Certaines conditions devant être respectées par la holding étaient strictes parmi lesquelles :

- la holding devait être détenue, pour 75 % du capital et des droits de vote, pendant l’engagement collectif de conservation, par les personnes soumises à l’engagement collectif et pendant l’engagement individuel, par les seules personnes soumises à cet engagement. Ce seuil était apprécié engagement par engagement. ;

- la valeur réelle de l’actif brut de la holding bénéficiaire de l’apport devait être composée à plus de 50 % des titres de la société mais seuls les titres soumis à engagement étaient pris en compte pour ce seuil.

 

Ce que disent les nouveaux commentaires(6)

Désormais, le seuil de 75 % est apprécié en tenant compte de l’ensemble des titres de la société, que ces titres soient soumis ou non à un même engagement.
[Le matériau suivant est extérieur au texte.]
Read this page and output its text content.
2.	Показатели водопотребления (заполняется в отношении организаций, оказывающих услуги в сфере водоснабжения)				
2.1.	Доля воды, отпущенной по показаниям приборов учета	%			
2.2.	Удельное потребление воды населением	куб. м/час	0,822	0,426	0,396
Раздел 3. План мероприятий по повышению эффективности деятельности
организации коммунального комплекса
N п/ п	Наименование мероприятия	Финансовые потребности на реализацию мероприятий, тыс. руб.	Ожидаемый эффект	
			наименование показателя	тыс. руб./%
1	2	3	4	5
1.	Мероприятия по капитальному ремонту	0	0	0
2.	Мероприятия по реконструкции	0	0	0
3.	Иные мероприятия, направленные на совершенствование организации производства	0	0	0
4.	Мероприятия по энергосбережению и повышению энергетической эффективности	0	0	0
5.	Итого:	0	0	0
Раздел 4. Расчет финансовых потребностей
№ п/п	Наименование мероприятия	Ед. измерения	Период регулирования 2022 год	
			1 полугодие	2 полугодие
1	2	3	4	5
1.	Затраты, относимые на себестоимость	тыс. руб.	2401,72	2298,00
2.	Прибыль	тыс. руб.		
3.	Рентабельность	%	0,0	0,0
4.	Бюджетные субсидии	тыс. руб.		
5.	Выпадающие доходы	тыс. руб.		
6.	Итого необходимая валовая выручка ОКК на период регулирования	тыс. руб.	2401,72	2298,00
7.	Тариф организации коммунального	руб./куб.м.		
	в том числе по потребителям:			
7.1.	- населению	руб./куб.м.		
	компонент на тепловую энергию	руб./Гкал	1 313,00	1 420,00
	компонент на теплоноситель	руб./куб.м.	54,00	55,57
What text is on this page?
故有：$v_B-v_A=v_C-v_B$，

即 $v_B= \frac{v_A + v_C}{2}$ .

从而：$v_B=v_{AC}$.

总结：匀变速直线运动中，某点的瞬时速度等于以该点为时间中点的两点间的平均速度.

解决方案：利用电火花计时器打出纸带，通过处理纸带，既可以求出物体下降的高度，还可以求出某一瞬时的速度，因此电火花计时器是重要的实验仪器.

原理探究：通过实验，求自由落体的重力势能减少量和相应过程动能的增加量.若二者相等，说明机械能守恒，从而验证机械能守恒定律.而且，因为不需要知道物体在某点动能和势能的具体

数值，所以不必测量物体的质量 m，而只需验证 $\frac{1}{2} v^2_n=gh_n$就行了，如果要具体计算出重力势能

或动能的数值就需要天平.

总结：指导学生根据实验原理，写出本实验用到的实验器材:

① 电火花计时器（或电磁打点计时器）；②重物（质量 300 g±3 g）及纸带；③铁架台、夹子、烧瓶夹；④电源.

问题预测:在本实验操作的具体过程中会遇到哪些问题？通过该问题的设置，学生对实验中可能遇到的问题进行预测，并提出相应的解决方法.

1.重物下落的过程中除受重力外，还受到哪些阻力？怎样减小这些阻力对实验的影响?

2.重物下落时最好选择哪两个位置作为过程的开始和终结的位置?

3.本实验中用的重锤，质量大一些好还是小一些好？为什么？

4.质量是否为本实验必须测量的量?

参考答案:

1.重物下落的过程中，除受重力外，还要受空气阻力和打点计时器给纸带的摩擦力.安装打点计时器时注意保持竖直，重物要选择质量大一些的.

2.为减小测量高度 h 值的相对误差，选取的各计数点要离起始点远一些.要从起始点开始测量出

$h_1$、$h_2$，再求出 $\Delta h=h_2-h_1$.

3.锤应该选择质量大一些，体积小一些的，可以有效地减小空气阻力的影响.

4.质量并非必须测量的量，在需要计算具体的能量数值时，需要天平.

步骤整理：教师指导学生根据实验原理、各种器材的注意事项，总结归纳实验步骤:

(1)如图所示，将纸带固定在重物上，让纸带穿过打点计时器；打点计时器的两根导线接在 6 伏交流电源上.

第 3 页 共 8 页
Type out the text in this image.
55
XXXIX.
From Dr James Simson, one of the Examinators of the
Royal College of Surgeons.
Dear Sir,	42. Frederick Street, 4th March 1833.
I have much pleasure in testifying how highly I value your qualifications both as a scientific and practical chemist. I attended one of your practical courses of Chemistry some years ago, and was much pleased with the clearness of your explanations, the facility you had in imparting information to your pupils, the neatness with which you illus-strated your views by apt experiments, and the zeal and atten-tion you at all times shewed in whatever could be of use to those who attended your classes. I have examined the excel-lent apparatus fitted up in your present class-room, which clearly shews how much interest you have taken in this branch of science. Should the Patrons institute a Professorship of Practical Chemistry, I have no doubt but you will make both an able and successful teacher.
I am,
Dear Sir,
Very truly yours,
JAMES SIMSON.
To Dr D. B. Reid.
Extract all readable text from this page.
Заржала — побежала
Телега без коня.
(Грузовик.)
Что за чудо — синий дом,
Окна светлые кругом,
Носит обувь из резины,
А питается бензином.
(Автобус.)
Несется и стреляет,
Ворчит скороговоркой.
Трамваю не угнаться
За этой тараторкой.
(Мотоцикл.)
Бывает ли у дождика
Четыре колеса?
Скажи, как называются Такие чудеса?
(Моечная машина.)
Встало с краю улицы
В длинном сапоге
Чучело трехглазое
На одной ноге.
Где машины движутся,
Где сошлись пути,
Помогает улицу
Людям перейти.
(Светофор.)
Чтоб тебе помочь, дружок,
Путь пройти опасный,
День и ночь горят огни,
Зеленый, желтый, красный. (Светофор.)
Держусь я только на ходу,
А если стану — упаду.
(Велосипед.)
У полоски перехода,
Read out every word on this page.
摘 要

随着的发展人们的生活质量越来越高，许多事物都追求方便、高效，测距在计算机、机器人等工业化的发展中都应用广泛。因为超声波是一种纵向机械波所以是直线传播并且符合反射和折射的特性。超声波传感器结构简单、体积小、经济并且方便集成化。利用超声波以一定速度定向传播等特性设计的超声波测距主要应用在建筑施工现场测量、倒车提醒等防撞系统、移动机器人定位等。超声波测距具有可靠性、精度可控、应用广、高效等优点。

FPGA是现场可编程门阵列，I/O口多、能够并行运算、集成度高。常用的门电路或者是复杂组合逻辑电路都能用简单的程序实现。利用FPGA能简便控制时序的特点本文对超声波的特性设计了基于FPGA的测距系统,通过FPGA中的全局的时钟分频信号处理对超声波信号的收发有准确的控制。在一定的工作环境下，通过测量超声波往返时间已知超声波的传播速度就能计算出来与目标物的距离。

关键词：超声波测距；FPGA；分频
Le seuil de 50 % quant à lui, est désormais apprécié en prenant en compte les titres soumis à engagement et ceux non soumis à engagement. Les autres conditions tenant notamment aux fonctions de direction et à la conservation des titres restent identiques.

Transmission de titres de holding non-animatrice

Les nouveaux commentaires assouplissent les possibilités de transmission de titres de holding non-animatrice, en assouplissant deux éléments. Dans un premier temps, l’administration n’exige plus que l’auteur de la transmission soit, lui aussi, partie à l’engagement. Les associés physiques d’une telle société devant simplement détenir, depuis la conclusion de l’engagement collectif de conservation sur la société-cible, les titres de la société interposée pour lesquels ils souhaitent bénéficier de l’exonération partielle. Dans un second temps, l’administration admet que le maintien du niveau de participations à chaque niveau d’interposition s’apprécie désormais en titre et non plus en pourcentage de détention. Ainsi, si le taux de participation indirecte dans la société cible diminue en raison d’une augmentation de capital, cet événement ne fera plus obstacle au bénéfice de l’exonération partielle, sous réserve que les associés conservent un nombre de titres au moins égal à celui qu’ils possédaient au moment de la signature et que les seuils de conservation continuent à être respectés.

En conclusion

A l’heure où les débats sur la fiscalité des donations et des successions ressurgissent en France(7), nous ne pouvons que nous réjouir de cette nouvelle version du BoFip, l’accompagnement des clients dans ce dispositif s’en trouvant facilité. Pour autant, n’oublions pas que les nombreuses conditions d’applications doivent toutes être parfaitement maîtrisées pour que le conseil soit adapté. On ne pourra concevoir l’inscription de ce dispositif que dans une démarche conforme à l’esprit du texte, ainsi que l’accompagnement du client dans le temps pour qu’il puisse produire ses pleins effets.

 

1. BOI-ENR-DMTG-10-20-40-10, § 390.

2. BOI-ENR-DMTG-10-20-40-10, § 395.

3. BOI-ENR-DMTG-10-20-40-10, § 15.

4. BOI-ENR-DMTG-10-20-40-10, § 20.

5. Il convient, sur ce point, d’être vigilant quant à la trésorerie excédentaire qui pourrait mettre en échec l’application du dispositif.

6. BOI-ENR-DMTG-10-20-40-10, § 81 et § 86.

7. En ce sens, lire le rapport « Repenser l’héritage », édité par le Conseil d’analyse économique (décembre 2021).